Silk Road: Discovering Taxila and Islamabad-VII

    Written by: Amna Javed
    Posted on: April 10, 2015 | Post your comment here Comments | 中文

    View of ancient Dharmarajika Stupa, Taxila - Silk Road: Discovering Taxila and Islamabad

    View of ancient Dharmarajika Stupa, Taxila

    Moving ahead from Havelian, the China-Pakistan Economic Corridor then hits the Haripur district. Founded by the Sikh general Hari Singh Nalwa in 1822, Haripur served as the headquarter of Hazara for more than five decades. The city of Haripur is located 35 Km south of Abbotabad, and was initially built as a fortress surrounded by a 4 yards thick and 16 yards high wall, which had four openings only. The fort was later used as a police station and for housing local government offices.

    A green valley, Haripur is rich in production of fruits and vegetables. The area also serves as the base market for the mountainous cities of Abbotabad, Mansehra and other Hazara divisions. It is primarily known for its delicious guavas. One of the main attractions in this district is Khanpur, which is famous for its red blood oranges and the scenic Khanpur Dam. The dam has been developed as a picnic resort with numerous recreational activities, including water sports such as boating and cliff diving. Towards its north is the world’s largest rock filled dam, the Tarbela Dam.

    Discovering Taxila and Islamabad

    Bird's eye view of Khanpur Dam

    In addition to that, the industrial area of Hattar lies close to Haripur, providing ample opportunities for investments. With increased road connectivity, the district would flourish tremendously. Geographically, the district is known as the gateway between the Hazara division, KPK and the capital of the country, Islamabad. In the northwest, Haripur shares its boundary with Mardan, the center of ancient Gandhara Civilization. This allows tourists easy access to numerous eye-catching destinations that can be explored.

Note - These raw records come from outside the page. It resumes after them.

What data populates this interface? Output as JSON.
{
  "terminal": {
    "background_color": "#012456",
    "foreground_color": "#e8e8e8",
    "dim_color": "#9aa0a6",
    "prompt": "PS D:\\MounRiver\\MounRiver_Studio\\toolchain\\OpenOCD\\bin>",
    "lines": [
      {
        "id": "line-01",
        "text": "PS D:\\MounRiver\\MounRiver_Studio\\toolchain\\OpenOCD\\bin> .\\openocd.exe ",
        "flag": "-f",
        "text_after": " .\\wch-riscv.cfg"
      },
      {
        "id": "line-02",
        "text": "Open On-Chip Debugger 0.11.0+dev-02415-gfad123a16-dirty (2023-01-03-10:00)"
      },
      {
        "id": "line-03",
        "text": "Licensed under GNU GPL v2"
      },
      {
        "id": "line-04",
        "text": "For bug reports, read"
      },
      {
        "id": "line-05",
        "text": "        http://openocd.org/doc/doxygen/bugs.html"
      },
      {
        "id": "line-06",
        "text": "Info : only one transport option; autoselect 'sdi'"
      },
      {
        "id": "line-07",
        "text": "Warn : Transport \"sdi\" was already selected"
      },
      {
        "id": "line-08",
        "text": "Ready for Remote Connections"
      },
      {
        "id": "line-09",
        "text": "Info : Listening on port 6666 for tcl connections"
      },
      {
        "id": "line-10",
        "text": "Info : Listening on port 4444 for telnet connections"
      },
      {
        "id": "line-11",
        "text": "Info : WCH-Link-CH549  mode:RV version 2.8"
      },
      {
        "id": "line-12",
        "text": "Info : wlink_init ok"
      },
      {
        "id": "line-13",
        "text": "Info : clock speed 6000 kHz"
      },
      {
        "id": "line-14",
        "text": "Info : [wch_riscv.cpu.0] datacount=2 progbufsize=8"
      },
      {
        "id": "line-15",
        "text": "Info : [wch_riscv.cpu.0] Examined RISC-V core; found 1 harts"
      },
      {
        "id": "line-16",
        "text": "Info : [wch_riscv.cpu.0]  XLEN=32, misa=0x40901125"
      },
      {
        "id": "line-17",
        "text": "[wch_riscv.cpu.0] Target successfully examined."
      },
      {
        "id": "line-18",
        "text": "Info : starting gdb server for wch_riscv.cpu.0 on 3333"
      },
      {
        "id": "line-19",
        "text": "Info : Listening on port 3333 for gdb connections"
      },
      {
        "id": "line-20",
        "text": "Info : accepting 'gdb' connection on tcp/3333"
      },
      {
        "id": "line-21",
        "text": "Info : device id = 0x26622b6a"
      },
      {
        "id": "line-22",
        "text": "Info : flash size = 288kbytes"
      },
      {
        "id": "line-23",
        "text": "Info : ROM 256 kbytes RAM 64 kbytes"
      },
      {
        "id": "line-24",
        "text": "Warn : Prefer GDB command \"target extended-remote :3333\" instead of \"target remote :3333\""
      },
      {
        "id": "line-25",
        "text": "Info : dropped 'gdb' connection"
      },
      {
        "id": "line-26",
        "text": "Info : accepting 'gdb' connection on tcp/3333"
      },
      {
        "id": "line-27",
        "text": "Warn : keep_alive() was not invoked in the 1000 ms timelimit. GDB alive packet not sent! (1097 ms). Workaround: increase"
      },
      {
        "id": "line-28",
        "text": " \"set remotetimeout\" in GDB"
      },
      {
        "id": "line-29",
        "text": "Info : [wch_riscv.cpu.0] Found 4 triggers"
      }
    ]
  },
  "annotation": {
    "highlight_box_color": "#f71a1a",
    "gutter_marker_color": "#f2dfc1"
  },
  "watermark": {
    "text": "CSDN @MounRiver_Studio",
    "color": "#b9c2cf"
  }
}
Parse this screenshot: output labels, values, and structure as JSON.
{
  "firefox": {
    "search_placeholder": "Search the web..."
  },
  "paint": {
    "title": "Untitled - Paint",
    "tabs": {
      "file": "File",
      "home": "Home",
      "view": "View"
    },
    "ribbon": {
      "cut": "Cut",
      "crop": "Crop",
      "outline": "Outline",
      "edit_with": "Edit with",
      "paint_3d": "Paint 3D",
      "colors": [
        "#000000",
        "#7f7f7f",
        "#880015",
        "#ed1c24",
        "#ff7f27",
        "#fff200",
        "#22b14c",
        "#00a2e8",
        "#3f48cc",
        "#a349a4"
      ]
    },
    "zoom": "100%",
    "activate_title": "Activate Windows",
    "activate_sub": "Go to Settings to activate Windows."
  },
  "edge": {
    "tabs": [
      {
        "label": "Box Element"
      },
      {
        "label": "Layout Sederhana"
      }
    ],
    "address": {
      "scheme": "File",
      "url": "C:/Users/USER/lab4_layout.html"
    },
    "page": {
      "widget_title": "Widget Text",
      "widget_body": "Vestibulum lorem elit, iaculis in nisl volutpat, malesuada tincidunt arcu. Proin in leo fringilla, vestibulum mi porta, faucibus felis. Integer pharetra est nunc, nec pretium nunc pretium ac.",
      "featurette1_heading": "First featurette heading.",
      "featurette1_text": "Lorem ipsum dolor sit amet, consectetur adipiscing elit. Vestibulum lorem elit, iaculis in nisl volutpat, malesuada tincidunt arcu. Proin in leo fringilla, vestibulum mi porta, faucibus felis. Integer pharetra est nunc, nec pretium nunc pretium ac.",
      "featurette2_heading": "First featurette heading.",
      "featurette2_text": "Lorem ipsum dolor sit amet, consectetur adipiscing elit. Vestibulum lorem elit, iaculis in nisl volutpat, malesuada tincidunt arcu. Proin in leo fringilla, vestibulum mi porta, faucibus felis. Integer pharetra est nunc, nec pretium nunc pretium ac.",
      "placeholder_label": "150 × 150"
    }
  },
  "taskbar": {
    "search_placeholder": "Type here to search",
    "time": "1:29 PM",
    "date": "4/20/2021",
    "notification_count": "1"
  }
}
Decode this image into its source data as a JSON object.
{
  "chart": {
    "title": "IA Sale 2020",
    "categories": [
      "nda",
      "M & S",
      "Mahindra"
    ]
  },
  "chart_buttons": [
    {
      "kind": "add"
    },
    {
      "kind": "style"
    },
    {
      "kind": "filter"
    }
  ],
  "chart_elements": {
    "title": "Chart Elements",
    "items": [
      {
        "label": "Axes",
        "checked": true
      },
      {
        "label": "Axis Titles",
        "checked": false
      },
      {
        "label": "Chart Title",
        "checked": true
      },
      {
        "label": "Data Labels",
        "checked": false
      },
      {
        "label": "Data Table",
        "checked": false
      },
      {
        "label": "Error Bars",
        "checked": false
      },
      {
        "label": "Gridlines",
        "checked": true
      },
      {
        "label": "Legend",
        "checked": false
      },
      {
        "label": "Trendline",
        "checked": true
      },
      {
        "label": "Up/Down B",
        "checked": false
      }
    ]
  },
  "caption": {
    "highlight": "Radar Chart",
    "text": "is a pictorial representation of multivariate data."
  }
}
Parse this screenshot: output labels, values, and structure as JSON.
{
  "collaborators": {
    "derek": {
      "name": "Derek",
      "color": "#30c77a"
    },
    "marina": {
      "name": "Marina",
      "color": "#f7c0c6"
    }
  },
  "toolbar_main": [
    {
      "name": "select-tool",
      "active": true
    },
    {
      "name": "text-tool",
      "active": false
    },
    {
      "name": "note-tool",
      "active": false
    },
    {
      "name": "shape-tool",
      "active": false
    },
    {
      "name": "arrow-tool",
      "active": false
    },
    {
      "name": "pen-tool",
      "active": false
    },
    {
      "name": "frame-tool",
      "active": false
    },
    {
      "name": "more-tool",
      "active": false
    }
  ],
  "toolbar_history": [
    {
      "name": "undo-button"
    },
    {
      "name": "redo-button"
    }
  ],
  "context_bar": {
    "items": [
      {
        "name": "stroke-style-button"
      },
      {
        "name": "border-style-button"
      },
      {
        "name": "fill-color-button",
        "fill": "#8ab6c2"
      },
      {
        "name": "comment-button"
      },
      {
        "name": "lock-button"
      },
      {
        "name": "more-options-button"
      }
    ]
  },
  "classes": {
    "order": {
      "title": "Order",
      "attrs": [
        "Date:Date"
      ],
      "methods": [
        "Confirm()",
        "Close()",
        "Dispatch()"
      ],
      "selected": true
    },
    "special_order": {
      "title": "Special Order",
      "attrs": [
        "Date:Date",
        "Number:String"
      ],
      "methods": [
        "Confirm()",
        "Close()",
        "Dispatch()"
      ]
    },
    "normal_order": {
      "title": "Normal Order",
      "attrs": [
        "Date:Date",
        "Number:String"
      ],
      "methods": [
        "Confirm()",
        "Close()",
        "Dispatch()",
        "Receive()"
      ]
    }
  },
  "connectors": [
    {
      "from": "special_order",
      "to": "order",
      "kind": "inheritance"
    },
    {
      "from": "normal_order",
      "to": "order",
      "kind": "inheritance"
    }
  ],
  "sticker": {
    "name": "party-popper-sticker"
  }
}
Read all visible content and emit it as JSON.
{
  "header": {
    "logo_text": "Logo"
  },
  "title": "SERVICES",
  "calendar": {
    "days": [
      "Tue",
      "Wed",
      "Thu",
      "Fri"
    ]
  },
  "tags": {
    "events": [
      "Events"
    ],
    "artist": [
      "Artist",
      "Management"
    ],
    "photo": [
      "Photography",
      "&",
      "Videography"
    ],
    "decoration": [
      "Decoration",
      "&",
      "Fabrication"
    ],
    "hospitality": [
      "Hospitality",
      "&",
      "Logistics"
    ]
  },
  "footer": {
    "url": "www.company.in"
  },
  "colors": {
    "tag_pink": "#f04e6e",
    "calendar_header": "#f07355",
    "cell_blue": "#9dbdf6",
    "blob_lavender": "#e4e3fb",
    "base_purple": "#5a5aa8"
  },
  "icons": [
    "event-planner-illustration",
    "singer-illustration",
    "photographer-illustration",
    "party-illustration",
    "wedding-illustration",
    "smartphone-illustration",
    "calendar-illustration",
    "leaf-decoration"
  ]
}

    Discovering Taxila and Islamabad

    Islamabad - As seen from Daman-e-Koh

    Moving along the road, the corridor finally enters Islamabad. Serving as the capital city since the sixties, Islamabad was built according to a carefully though out plan. Sheltered by the picturesque Margalla Hills, the city is home to rare species of leopards, deers, birds and even porcupines. Several hiking tracks have been carved out through the Margallas, which lead to Daman-e-Koh and Pir Sohawa from where the tourists can enjoy a splendid view of the entire city. Islamabad also houses the majestic Faisal Mosque, the largest mosque in Pakistan. Besides these, the city also offers a good shopping experience with numerous markets and shopping malls. Luxurious cafés and restaurants set against the backdrop of Margalla hills in Saidpur Village also add value to the tourists’ experience. However, the new development in the city is causing severe damage to the green atmosphere of Islamabad. The development authorities must ensure that there is a balance between development and conservation of the natural environment in order to guarantee a clean, green city for the future generations.

    At an hour’s drive from Islamabad lies the ancient Buddhist university town of Taxila. The city is known to be a historian’s paradise. The main center of the Gandhara Civilization, Taxila is over 3000 years old and is home to magnificent Buddhist establishments. The city, boasting a rich history, was not only the center of spiritual influence, but also the core of Gandhara art, culture and learning. Several monasteries and stupas were built around this region, together with the Greeks.

    Discovering Taxila and Islamabad

    Jaulian, a World Heritage Site at Taxila

    The city was added to UNESCO’s world heritage list in 2006. The vast serial site includes the remains of Buddhist monasteries, a Muslim mosque and a madrassa, making it one of the most important archeological sites in Asia. Most of these sites are located near the Taxila Museum. This region is witness to the monumental and rich legacy of art and architecture that Buddhism left in Pakistan. Much of the old art and craft has been preserved, due to which the city of Taxila attracts a large number of visitors.

    The area is easily accessible through road and offers various options for accommodation with all necessary facilities. Heavy machine factories and industrial complexes are also based in the modern city of Taxila. Improved connectivity would also allow small cottage industry in the region to flourish. It is important to highlight that any new development in this region must not be carried out at the cost of harming the environment or any ruins that are spread through this area.